Badhan Raj K S, Macfarlane Hannah
Medicines Optimisation Research Group, Aston Pharmacy School, Aston University, Birmingham, UK.
J Pharm Pharmacol. 2020 May;72(5):670-681. doi: 10.1111/jphp.13236. Epub 2020 Feb 3.
The second-generation antipsychotic quetiapine has been demonstrated to undergo gestation-related changes in pharmacokinetics. This study applied pharmacokinetic modelling principles to investigate the mechanism of these changes and to propose new dosing strategies to counteract these changes.

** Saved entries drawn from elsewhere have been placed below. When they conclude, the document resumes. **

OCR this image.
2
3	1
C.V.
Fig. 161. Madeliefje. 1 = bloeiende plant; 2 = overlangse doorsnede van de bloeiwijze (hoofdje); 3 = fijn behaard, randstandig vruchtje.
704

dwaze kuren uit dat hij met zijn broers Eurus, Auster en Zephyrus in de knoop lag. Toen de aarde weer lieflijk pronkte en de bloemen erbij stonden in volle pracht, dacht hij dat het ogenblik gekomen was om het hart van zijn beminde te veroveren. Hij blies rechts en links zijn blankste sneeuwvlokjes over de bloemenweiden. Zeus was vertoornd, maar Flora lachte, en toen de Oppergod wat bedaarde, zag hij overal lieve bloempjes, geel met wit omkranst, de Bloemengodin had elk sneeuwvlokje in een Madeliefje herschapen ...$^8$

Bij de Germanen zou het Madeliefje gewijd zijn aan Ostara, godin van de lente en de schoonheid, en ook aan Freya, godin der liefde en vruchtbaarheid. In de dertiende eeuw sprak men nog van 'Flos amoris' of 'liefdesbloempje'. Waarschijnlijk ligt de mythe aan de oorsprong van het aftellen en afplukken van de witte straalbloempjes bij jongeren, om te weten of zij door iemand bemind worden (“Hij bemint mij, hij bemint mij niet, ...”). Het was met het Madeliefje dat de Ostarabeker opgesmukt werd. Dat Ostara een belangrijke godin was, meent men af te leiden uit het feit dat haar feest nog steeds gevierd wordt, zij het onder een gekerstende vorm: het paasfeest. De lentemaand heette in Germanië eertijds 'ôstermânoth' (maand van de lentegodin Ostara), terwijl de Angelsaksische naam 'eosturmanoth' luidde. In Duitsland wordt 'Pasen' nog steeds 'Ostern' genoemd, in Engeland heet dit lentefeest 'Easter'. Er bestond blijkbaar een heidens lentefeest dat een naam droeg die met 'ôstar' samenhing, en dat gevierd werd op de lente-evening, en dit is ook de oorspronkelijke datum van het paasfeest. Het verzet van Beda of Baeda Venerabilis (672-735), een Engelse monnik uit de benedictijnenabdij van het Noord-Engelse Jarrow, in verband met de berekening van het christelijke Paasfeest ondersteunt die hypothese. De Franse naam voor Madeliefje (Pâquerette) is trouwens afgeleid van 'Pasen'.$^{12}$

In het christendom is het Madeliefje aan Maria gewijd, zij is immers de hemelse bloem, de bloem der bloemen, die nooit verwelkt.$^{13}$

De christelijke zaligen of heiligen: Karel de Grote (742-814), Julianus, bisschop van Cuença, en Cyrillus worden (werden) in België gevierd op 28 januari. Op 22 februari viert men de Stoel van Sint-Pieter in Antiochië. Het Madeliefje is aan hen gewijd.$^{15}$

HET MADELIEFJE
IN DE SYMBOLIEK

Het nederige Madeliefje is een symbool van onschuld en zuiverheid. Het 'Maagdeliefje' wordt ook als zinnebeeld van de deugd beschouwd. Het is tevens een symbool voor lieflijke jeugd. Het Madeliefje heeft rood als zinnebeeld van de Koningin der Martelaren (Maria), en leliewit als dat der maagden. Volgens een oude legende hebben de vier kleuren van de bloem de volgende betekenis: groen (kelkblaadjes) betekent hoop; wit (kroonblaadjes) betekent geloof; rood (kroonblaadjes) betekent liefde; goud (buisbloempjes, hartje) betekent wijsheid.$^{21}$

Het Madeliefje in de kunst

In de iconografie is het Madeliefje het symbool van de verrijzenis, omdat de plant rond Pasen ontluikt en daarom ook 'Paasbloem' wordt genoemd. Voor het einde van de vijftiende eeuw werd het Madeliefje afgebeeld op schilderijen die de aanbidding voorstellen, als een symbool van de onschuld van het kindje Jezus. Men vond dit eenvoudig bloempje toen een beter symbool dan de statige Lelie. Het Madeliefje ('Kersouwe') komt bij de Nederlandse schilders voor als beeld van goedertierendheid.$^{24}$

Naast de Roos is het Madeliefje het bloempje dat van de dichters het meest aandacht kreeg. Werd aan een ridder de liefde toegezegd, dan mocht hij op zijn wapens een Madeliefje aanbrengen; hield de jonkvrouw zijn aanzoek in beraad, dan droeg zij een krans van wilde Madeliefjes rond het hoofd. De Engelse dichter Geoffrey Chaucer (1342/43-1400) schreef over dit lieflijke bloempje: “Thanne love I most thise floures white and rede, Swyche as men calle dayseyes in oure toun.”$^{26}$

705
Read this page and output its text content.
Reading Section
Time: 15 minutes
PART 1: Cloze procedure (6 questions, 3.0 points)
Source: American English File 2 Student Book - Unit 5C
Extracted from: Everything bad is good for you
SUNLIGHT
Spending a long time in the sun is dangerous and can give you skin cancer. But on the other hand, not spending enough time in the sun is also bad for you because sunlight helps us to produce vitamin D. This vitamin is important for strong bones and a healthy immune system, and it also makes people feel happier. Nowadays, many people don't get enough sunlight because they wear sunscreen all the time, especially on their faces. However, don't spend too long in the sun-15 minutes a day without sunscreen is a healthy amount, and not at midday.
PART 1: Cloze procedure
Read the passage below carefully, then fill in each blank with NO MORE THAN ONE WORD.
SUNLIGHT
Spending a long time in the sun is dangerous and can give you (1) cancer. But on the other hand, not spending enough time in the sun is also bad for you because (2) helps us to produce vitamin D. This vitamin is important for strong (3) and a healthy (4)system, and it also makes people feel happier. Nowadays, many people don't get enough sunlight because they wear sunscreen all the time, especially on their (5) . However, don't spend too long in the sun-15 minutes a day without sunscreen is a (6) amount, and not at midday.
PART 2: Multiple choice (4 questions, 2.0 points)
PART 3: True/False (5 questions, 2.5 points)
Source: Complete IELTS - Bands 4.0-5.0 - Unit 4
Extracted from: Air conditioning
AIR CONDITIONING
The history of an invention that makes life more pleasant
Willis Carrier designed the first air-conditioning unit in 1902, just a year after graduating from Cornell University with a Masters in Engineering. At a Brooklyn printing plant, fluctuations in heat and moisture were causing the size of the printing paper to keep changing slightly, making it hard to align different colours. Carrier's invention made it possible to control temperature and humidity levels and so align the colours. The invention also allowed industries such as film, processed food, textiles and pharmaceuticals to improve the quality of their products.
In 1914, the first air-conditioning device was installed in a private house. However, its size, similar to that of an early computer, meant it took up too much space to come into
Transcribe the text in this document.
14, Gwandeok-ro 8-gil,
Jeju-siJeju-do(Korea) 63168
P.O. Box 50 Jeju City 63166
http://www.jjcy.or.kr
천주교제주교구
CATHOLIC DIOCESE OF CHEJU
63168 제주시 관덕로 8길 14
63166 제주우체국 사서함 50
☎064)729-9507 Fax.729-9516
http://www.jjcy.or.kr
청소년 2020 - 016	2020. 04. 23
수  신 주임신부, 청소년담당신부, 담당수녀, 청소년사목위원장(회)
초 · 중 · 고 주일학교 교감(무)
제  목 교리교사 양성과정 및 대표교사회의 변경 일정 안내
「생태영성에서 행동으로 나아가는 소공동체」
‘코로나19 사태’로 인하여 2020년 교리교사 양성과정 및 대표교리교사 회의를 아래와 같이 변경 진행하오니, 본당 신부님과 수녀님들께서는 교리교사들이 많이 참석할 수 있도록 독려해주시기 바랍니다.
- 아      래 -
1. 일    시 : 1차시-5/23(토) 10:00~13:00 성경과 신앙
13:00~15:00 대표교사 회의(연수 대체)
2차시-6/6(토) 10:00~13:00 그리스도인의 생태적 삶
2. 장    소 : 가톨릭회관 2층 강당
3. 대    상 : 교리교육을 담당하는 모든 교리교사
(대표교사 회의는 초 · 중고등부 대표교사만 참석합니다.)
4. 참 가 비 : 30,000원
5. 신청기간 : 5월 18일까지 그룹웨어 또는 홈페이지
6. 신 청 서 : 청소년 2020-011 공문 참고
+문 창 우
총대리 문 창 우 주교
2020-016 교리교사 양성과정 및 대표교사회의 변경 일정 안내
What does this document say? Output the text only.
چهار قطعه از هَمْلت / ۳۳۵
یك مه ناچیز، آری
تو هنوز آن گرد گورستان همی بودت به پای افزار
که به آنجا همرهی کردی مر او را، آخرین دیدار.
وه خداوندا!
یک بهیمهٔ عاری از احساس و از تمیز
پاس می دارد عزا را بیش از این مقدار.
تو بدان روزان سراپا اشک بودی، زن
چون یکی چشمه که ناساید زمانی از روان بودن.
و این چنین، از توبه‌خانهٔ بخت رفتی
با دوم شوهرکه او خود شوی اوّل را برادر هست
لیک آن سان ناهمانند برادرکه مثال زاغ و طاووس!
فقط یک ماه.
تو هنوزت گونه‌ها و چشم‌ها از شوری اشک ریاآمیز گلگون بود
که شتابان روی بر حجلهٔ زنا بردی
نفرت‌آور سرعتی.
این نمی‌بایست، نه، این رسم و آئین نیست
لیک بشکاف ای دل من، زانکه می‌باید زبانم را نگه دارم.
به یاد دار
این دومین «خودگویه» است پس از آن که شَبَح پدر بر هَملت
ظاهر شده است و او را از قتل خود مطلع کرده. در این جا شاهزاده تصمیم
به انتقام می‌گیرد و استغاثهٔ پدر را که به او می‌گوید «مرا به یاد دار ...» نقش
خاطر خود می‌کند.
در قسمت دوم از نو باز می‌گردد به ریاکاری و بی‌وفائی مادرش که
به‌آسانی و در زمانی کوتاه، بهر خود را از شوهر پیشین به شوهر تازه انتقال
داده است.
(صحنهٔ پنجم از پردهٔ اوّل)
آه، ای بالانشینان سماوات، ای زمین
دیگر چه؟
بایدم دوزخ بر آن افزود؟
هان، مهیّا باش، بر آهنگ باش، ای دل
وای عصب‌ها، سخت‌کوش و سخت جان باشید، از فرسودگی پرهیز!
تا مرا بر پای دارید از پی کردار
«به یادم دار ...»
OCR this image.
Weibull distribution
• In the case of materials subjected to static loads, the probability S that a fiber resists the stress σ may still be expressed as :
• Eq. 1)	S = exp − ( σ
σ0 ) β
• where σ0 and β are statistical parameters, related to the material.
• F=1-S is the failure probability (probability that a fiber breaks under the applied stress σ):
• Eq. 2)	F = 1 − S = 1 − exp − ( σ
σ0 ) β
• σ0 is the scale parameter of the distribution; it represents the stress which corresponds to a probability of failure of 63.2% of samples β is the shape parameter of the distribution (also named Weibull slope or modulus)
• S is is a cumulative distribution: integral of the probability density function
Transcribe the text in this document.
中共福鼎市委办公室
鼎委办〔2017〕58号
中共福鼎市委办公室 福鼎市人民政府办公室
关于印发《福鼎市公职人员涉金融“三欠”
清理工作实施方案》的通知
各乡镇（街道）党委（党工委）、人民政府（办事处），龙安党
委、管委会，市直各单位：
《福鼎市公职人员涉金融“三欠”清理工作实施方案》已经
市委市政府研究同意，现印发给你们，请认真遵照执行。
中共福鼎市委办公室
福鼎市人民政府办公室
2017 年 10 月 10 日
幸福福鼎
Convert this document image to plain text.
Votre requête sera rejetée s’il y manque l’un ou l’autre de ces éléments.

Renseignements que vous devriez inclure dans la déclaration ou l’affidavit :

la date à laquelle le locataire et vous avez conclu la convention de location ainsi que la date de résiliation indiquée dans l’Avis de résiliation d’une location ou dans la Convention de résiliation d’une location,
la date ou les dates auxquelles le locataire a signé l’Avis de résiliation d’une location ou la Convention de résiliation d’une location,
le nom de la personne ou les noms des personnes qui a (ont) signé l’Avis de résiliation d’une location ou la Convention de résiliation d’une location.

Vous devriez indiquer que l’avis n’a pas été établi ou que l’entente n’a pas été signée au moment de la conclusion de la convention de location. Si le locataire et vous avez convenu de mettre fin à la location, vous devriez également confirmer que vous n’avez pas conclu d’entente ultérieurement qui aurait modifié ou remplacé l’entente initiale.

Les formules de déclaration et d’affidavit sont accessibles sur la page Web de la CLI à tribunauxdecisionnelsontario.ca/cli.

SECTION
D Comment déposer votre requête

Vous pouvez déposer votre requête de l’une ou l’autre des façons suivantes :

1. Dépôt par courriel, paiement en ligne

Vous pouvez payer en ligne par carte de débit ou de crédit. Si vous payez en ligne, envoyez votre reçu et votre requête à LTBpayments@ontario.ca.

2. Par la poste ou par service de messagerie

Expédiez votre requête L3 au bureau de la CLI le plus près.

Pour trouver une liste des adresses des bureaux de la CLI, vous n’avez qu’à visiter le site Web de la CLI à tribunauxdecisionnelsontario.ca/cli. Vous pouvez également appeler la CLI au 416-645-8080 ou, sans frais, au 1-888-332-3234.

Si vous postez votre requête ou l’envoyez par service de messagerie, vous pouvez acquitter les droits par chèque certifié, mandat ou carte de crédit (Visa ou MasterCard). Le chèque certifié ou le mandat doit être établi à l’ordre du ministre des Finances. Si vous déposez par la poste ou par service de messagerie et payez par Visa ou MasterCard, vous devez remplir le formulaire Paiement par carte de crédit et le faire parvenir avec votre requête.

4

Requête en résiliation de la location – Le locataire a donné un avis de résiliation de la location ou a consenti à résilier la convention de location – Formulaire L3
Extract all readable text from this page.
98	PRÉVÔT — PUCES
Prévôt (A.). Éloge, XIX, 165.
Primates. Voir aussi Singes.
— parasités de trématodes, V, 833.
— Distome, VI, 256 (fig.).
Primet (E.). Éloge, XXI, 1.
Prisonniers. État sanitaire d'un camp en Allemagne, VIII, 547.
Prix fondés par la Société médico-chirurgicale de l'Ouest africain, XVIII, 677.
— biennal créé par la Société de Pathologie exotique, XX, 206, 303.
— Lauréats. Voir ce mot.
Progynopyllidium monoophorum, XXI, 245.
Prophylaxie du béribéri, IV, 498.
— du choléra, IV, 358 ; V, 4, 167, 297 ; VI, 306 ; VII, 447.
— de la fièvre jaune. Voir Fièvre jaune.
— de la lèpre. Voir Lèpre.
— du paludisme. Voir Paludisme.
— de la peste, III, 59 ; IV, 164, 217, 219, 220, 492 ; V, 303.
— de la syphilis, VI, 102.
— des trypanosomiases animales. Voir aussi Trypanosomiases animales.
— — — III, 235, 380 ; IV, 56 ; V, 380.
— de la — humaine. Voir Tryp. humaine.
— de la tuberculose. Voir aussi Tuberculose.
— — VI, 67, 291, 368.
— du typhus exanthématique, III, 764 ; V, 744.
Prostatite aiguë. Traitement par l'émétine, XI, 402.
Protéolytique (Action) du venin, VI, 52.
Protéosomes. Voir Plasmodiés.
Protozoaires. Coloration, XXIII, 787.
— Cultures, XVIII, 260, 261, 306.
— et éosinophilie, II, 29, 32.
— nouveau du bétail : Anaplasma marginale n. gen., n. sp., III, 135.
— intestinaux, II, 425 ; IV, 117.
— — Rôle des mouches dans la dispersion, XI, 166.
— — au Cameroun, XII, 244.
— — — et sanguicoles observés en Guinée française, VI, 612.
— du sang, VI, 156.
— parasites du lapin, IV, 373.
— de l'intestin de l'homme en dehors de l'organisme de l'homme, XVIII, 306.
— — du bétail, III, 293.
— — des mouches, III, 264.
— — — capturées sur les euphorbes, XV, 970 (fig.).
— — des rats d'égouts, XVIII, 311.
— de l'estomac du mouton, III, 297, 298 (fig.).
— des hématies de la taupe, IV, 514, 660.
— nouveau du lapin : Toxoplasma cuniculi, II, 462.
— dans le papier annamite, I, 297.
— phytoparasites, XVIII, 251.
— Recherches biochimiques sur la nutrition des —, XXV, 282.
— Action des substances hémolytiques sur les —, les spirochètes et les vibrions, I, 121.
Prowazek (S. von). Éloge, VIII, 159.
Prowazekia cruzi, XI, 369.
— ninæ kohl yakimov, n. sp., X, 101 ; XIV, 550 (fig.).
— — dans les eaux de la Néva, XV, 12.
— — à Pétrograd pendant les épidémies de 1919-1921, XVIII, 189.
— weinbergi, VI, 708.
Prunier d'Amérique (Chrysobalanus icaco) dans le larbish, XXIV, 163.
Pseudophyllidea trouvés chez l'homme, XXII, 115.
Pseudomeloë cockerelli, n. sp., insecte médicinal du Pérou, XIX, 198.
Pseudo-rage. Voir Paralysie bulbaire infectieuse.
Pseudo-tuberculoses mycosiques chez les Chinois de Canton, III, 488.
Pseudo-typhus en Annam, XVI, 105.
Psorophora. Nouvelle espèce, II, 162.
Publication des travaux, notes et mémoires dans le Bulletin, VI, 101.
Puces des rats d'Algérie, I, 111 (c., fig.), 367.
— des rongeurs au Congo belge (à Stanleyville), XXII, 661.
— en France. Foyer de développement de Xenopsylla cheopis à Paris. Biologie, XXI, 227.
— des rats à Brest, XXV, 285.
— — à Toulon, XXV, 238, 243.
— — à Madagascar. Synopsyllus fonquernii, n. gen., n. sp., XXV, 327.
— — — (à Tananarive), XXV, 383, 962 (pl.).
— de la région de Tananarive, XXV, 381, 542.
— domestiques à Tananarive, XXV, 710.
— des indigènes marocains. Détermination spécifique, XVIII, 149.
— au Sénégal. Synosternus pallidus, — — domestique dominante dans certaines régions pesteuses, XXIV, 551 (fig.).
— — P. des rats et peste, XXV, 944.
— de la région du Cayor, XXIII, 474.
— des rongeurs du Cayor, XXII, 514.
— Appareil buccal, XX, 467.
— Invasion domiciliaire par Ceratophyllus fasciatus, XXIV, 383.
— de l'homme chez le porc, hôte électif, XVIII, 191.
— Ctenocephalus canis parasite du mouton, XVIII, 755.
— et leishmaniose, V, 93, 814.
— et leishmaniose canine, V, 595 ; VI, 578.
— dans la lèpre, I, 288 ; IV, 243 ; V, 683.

A pharmacokinetic modelling approach was implemented using virtual population groups. Changes in quetiapine trough plasma concentration during gestation were quantified across all trimesters, and dose adjustment strategies were applied to counteract these changes by targeting a therapeutic range of 50-500 ng/ml throughout gestation.
The application of the model during gestation predicted a decrease in trough concentration. A maximum decrease of 58% was predicted during trimester 2, and being associated with a statistically significant decrease in oral clearance at gestation week 25, 204 l/h ± 100.8 l/h compared with non-pregnant subjects, 121.9 l/h ± 51.8 l/h. A dosing optimisation strategy identified that dose increases to 500-700 mg twice daily would result in 32-55% of subjects possessing trough concentration in excess of 50 ng/ml.
Quetiapine doses in pregnancy should be increased to 500-700 mg twice daily to counteract a concomitant increase in metabolic clearance, increase in volume of distribution and decrease in plasma protein binding.
第二代抗精神病药物喹硫平已被证明在妊娠期药代动力学发生与妊娠相关的变化。本研究应用药代动力学建模原理来研究这些变化的机制,并提出新的给药策略以抵消这些变化。
采用虚拟人群组实施药代动力学建模方法。对整个孕期喹硫平谷浓度的变化进行量化,并应用剂量调整策略,通过在整个孕期将治疗范围设定为50 - 500 ng/ml来抵消这些变化。
该模型在妊娠期的应用预测谷浓度会降低。预测在妊娠中期谷浓度最大降低58%,且与妊娠第25周时口服清除率的统计学显著降低相关,与非妊娠受试者相比,妊娠第25周时口服清除率为204 l/h ± 100.8 l/h,而非妊娠受试者为121.9 l/h ± 51.8 l/h。一种给药优化策略确定,每日两次将剂量增加至500 - 700 mg会使32% - 55%的受试者谷浓度超过50 ng/ml。
妊娠期喹硫平剂量应增加至每日两次500 - 700 mg,以抵消代谢清除率增加、分布容积增加和血浆蛋白结合率降低的影响。